Function-Space Learning Rates
Edward Milsom, Ben Anson, Laurence Aitchison
TL;DR
This work introduces layerwise function-space learning rates to quantify how parameter updates affect network outputs, not just parameter values, and provides an efficient Monte-Carlo estimator that requires only a single additional backward pass per estimate. A Kronecker-factorized covariance model further reduces variance, enabling scalable estimation in arbitrary architectures. The authors then propose FLeRM, which records base function-space updates from a small model and adjusts parameter-space learning rates in larger models to match those function-space changes, allowing hyperparameter transfer across width, depth, initialization scale, and LoRA rank. Empirical results on ResMLP and Transformer variants reveal time-varying, layer-structured function-space dynamics and demonstrate that FLeRM substantially improves hyperparameter transfer and training stability across scaling scenarios, offering a practical approach to tuning very large models.
Abstract
We consider layerwise function-space learning rates, which measure the magnitude of the change in a neural network's output function in response to an update to a parameter tensor. This contrasts with traditional learning rates, which describe the magnitude of changes in parameter space. We develop efficient methods to measure and set function-space learning rates in arbitrary neural networks, requiring only minimal computational overhead through a few additional backward passes that can be performed at the start of, or periodically during, training. We demonstrate two key applications: (1) analysing the dynamics of standard neural network optimisers in function space, rather than parameter space, and (2) introducing FLeRM (Function-space Learning Rate Matching), a novel approach to hyperparameter transfer across model scales.

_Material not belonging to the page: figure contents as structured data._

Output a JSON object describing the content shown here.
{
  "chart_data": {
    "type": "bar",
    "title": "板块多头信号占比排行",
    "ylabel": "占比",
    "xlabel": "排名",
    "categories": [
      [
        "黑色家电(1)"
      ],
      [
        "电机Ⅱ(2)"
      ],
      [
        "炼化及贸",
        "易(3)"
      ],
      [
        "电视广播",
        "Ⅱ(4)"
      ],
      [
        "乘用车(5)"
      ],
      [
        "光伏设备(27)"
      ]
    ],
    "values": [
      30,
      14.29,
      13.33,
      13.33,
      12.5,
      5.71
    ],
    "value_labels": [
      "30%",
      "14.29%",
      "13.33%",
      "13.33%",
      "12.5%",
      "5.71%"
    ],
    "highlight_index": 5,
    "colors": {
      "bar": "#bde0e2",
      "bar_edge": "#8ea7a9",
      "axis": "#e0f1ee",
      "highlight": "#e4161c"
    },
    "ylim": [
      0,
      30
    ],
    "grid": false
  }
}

FLeRM records function-space learning rates while training a small, cheap base model, then automatically adjusts parameter-space layerwise learning rates when training larger models to maintain consistent function-space updates. FLeRM gives hyperparameter transfer across model width, depth, initialisation scale, and LoRA rank in various architectures including MLPs with residual connections and transformers with different layer normalisation schemes.